Sono a Sao Tomè e Principe, un gruppo di isole sperdute nell’Oceano Atlantico, di fronte alle coste dell’Angola, a metà strada dal Brasile. Isole che per lunghi anni sono state sotto il dominio dei Portoghesi che le hanno usate come base per il loro fiorente commercio di schiavi. La sensazione, appena ci si arriva, e ci si arriva sempre a notte fonda, è quella di essere all’improvviso catapultati alla fine o all’inizio del mondo, dove d’un tratto saltano tutti gli schemi. Dove la gente vive in modi diversi da quelli a cui noi siamo abituati e anche il paesaggio non ha niente di consueto.
Mi accoglie, infatti, una oscurità solida, densa come un mantello in cui aleggia una sorta di mistero. Un mondo ancora quasi intoccato, una giungla dolce dove ancora si avvertono spiriti e fantasmi del passato. Nell’aria salgono i fumi acri della legna bruciata per farne carbone, e ancora l’aroma ambrato del cacao e quello dolce dei fiori tropicali. Sono arrivata a Sao Tomè per lavoro, devo preparare un pranzo siciliano in un resort di una coppia di simpatici e audaci bergamaschi, Tiziano e Mari, che, dopo aver traversato tutta l’Africa in bicicletta, anni fa hanno acquistato un pezzo di terra dove coltivano frutta e ortaggi tropicali e nostrani e dove hanno costruito un resort, piccoli bungalow di legno che si affacciano su un mare intoccato circondati da una natura sfolgorante.

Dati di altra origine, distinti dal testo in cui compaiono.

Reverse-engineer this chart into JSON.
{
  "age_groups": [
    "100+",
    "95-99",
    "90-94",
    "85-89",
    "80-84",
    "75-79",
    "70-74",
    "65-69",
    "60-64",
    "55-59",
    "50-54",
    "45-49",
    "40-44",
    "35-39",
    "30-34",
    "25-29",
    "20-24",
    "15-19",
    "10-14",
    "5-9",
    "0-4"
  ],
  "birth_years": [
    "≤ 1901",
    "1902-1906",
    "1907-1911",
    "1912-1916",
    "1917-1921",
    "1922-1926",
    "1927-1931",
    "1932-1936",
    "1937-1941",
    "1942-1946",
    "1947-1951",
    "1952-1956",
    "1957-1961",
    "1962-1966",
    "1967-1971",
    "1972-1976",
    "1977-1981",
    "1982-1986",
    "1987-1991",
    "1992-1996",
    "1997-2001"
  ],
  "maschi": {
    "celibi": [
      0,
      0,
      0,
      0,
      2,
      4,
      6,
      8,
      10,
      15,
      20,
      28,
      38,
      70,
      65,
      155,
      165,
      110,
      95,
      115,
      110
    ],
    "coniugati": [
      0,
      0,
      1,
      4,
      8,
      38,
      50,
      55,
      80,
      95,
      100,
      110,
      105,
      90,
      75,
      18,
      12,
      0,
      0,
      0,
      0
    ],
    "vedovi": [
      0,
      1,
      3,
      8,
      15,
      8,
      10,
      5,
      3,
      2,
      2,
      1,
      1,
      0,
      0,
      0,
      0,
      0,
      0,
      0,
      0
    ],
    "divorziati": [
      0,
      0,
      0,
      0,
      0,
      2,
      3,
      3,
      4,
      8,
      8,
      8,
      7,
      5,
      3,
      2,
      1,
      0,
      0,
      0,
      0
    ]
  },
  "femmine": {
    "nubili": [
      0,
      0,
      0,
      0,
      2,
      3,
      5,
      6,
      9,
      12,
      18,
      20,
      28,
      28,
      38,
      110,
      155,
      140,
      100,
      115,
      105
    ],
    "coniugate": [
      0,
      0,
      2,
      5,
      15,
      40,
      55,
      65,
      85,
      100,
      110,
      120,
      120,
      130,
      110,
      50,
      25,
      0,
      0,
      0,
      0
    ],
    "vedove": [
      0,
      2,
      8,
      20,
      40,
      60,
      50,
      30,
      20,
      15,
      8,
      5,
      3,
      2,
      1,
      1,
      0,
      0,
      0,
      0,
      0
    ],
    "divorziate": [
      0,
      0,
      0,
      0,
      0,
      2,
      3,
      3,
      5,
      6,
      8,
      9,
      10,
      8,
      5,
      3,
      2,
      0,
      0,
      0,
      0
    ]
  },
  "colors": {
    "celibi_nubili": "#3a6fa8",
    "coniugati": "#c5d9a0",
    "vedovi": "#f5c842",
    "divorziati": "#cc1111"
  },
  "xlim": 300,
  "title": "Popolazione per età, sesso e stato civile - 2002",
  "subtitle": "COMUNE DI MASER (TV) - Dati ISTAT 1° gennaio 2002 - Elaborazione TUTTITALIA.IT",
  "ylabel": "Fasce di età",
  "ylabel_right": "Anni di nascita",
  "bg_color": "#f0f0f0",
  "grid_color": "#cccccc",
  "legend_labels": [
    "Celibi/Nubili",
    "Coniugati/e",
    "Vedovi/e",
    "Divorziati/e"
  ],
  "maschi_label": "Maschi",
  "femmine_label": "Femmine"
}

Il giorno dopo vado in giro per l’isola, un luogo dove i ritmi sono lentissimi, slabbrati, trascinati. La gente è allegra, per strada ridono e ti salutano. Ci sono enormi baobab che arrivano al mare, un mare caldo e trasparente ma privo di profumi, non è insomma il Mediterraneo. I bambini nei villaggi giocano con palle di pezza o si divertono a far rotolare copertoni spingendoli con piccoli rami, i maiali grufolano liberi ovunque, le donne lavano i panni a fiume e poi li mettono, come bandiere colorate, ad asciugare al sole, in spiaggia o sulla riva. Sono incantata.

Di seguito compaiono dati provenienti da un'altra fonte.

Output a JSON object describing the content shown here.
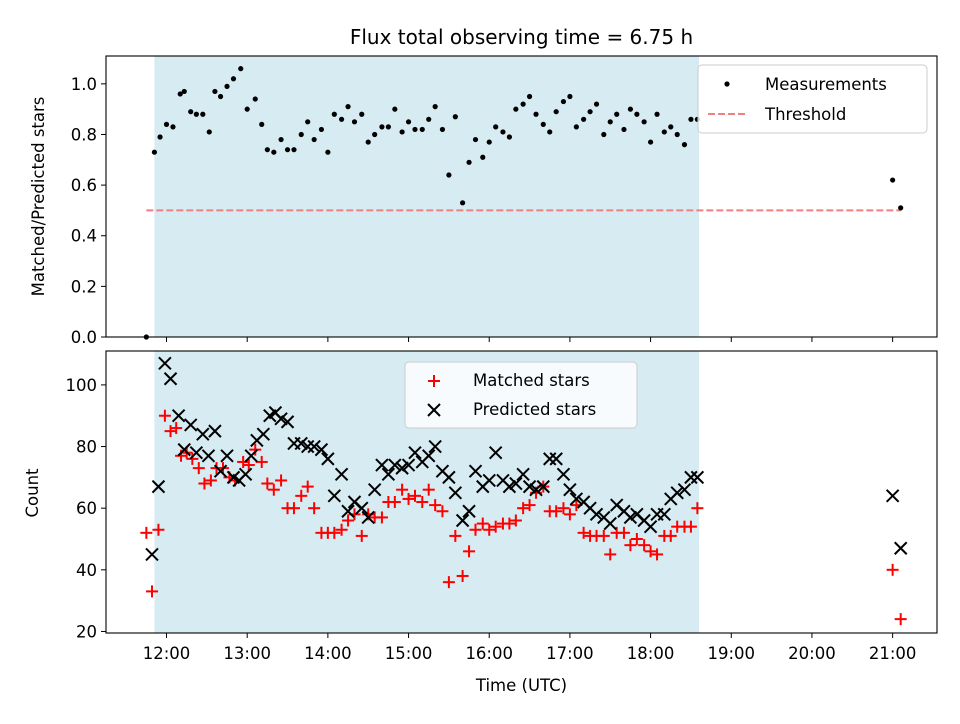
{
  "figure": {
    "title": "Flux total observing time = 6.75 h",
    "xlabel": "Time (UTC)",
    "x_ticks": [
      {
        "h": 12,
        "label": "12:00"
      },
      {
        "h": 13,
        "label": "13:00"
      },
      {
        "h": 14,
        "label": "14:00"
      },
      {
        "h": 15,
        "label": "15:00"
      },
      {
        "h": 16,
        "label": "16:00"
      },
      {
        "h": 17,
        "label": "17:00"
      },
      {
        "h": 18,
        "label": "18:00"
      },
      {
        "h": 19,
        "label": "19:00"
      },
      {
        "h": 20,
        "label": "20:00"
      },
      {
        "h": 21,
        "label": "21:00"
      }
    ],
    "xlim": [
      11.25,
      21.55
    ],
    "observing_span": [
      11.85,
      18.6
    ],
    "span_color": "#add8e6"
  },
  "chart_data": [
    {
      "type": "scatter",
      "ylabel": "Matched/Predicted stars",
      "ylim": [
        0,
        1.11
      ],
      "y_ticks": [
        "0.0",
        "0.2",
        "0.4",
        "0.6",
        "0.8",
        "1.0"
      ],
      "legend": {
        "placement": "top-right",
        "entries": [
          "Measurements",
          "Threshold"
        ]
      },
      "threshold": {
        "name": "Threshold",
        "value": 0.5,
        "x_range": [
          11.75,
          21.1
        ],
        "color": "#f08080"
      },
      "series": [
        {
          "name": "Measurements",
          "marker": "dot",
          "color": "#000000",
          "x": [
            11.75,
            11.85,
            11.92,
            12.0,
            12.08,
            12.17,
            12.22,
            12.3,
            12.37,
            12.45,
            12.53,
            12.6,
            12.67,
            12.75,
            12.83,
            12.92,
            13.0,
            13.1,
            13.18,
            13.25,
            13.33,
            13.42,
            13.5,
            13.58,
            13.67,
            13.75,
            13.83,
            13.92,
            14.0,
            14.08,
            14.17,
            14.25,
            14.33,
            14.42,
            14.5,
            14.58,
            14.67,
            14.75,
            14.83,
            14.92,
            15.0,
            15.08,
            15.17,
            15.25,
            15.33,
            15.42,
            15.5,
            15.58,
            15.67,
            15.75,
            15.83,
            15.92,
            16.0,
            16.08,
            16.17,
            16.25,
            16.33,
            16.42,
            16.5,
            16.58,
            16.67,
            16.75,
            16.83,
            16.92,
            17.0,
            17.08,
            17.17,
            17.25,
            17.33,
            17.42,
            17.5,
            17.58,
            17.67,
            17.75,
            17.83,
            17.92,
            18.0,
            18.08,
            18.17,
            18.25,
            18.33,
            18.42,
            18.5,
            18.58,
            21.0,
            21.1
          ],
          "y": [
            0.0,
            0.73,
            0.79,
            0.84,
            0.83,
            0.96,
            0.97,
            0.89,
            0.88,
            0.88,
            0.81,
            0.97,
            0.95,
            0.99,
            1.02,
            1.06,
            0.9,
            0.94,
            0.84,
            0.74,
            0.73,
            0.78,
            0.74,
            0.74,
            0.8,
            0.85,
            0.78,
            0.82,
            0.73,
            0.88,
            0.86,
            0.91,
            0.85,
            0.88,
            0.77,
            0.8,
            0.83,
            0.83,
            0.9,
            0.81,
            0.85,
            0.82,
            0.82,
            0.86,
            0.91,
            0.82,
            0.64,
            0.87,
            0.53,
            0.69,
            0.78,
            0.71,
            0.77,
            0.83,
            0.81,
            0.79,
            0.9,
            0.92,
            0.95,
            0.88,
            0.84,
            0.81,
            0.89,
            0.93,
            0.95,
            0.83,
            0.86,
            0.89,
            0.92,
            0.8,
            0.85,
            0.88,
            0.82,
            0.9,
            0.88,
            0.85,
            0.77,
            0.88,
            0.81,
            0.83,
            0.8,
            0.76,
            0.86,
            0.86,
            0.62,
            0.51
          ]
        }
      ]
    },
    {
      "type": "scatter",
      "ylabel": "Count",
      "ylim": [
        19.5,
        111
      ],
      "y_ticks": [
        "20",
        "40",
        "60",
        "80",
        "100"
      ],
      "legend": {
        "placement": "top-center",
        "entries": [
          "Matched stars",
          "Predicted stars"
        ]
      },
      "series": [
        {
          "name": "Matched stars",
          "marker": "plus",
          "color": "#ff0000",
          "x": [
            11.75,
            11.82,
            11.9,
            11.98,
            12.05,
            12.12,
            12.18,
            12.25,
            12.32,
            12.4,
            12.47,
            12.55,
            12.62,
            12.7,
            12.78,
            12.85,
            12.95,
            13.02,
            13.1,
            13.18,
            13.25,
            13.33,
            13.42,
            13.5,
            13.58,
            13.67,
            13.75,
            13.83,
            13.92,
            14.0,
            14.08,
            14.17,
            14.25,
            14.33,
            14.42,
            14.5,
            14.58,
            14.67,
            14.75,
            14.83,
            14.92,
            15.0,
            15.08,
            15.17,
            15.25,
            15.33,
            15.42,
            15.5,
            15.58,
            15.67,
            15.75,
            15.83,
            15.92,
            16.0,
            16.08,
            16.17,
            16.25,
            16.33,
            16.42,
            16.5,
            16.58,
            16.67,
            16.75,
            16.83,
            16.92,
            17.0,
            17.08,
            17.17,
            17.25,
            17.33,
            17.42,
            17.5,
            17.58,
            17.67,
            17.75,
            17.83,
            17.92,
            18.0,
            18.08,
            18.17,
            18.25,
            18.33,
            18.42,
            18.5,
            18.58,
            21.0,
            21.1
          ],
          "y": [
            52,
            33,
            53,
            90,
            85,
            86,
            77,
            78,
            76,
            73,
            68,
            69,
            73,
            73,
            70,
            69,
            75,
            74,
            79,
            75,
            68,
            66,
            69,
            60,
            60,
            64,
            67,
            60,
            52,
            52,
            52,
            53,
            56,
            58,
            51,
            58,
            57,
            57,
            62,
            62,
            66,
            63,
            64,
            62,
            66,
            61,
            59,
            36,
            51,
            38,
            46,
            53,
            55,
            53,
            54,
            55,
            55,
            56,
            60,
            61,
            65,
            67,
            59,
            59,
            60,
            58,
            61,
            52,
            51,
            51,
            51,
            45,
            52,
            52,
            48,
            50,
            48,
            46,
            45,
            51,
            51,
            54,
            54,
            54,
            60,
            40,
            24
          ]
        },
        {
          "name": "Predicted stars",
          "marker": "x",
          "color": "#000000",
          "x": [
            11.82,
            11.9,
            11.98,
            12.05,
            12.15,
            12.22,
            12.3,
            12.37,
            12.45,
            12.52,
            12.6,
            12.67,
            12.75,
            12.83,
            12.9,
            12.98,
            13.05,
            13.12,
            13.2,
            13.28,
            13.35,
            13.42,
            13.5,
            13.58,
            13.67,
            13.75,
            13.83,
            13.92,
            14.0,
            14.08,
            14.17,
            14.25,
            14.33,
            14.42,
            14.5,
            14.58,
            14.67,
            14.75,
            14.83,
            14.92,
            15.0,
            15.08,
            15.17,
            15.25,
            15.33,
            15.42,
            15.5,
            15.58,
            15.67,
            15.75,
            15.83,
            15.92,
            16.0,
            16.08,
            16.17,
            16.25,
            16.33,
            16.42,
            16.5,
            16.58,
            16.67,
            16.75,
            16.83,
            16.92,
            17.0,
            17.08,
            17.17,
            17.25,
            17.33,
            17.42,
            17.5,
            17.58,
            17.67,
            17.75,
            17.83,
            17.92,
            18.0,
            18.08,
            18.17,
            18.25,
            18.33,
            18.42,
            18.5,
            18.58,
            21.0,
            21.1
          ],
          "y": [
            45,
            67,
            107,
            102,
            90,
            79,
            87,
            78,
            84,
            77,
            85,
            72,
            77,
            70,
            69,
            71,
            77,
            82,
            84,
            90,
            91,
            89,
            88,
            81,
            81,
            80,
            80,
            79,
            76,
            64,
            71,
            59,
            62,
            60,
            57,
            66,
            74,
            71,
            74,
            73,
            74,
            78,
            75,
            77,
            80,
            72,
            70,
            65,
            56,
            59,
            72,
            67,
            69,
            78,
            69,
            67,
            68,
            71,
            67,
            66,
            67,
            76,
            76,
            71,
            66,
            63,
            62,
            60,
            58,
            57,
            55,
            61,
            59,
            57,
            58,
            56,
            54,
            58,
            58,
            63,
            65,
            66,
            70,
            70,
            64,
            47
          ]
        }
      ]
    }
  ]
}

Se il mare non semina odori in compenso la terra è ricca di fragranze. Nell’aria si scontrano gli aromi forti del cacao che da sempre è una delle ricchezze di queste isole, e quello più pastoso delle banane. Di banane ce ne sono di tantissime specie, grandi, piccole, gialle, verdi, rosse, sono dolcissime e profumano ogni cibo a cui si accompagnano. Qui le usano su tutto e per tutto, in particolare con il pesce che acquista così sapori e aromi caraibici.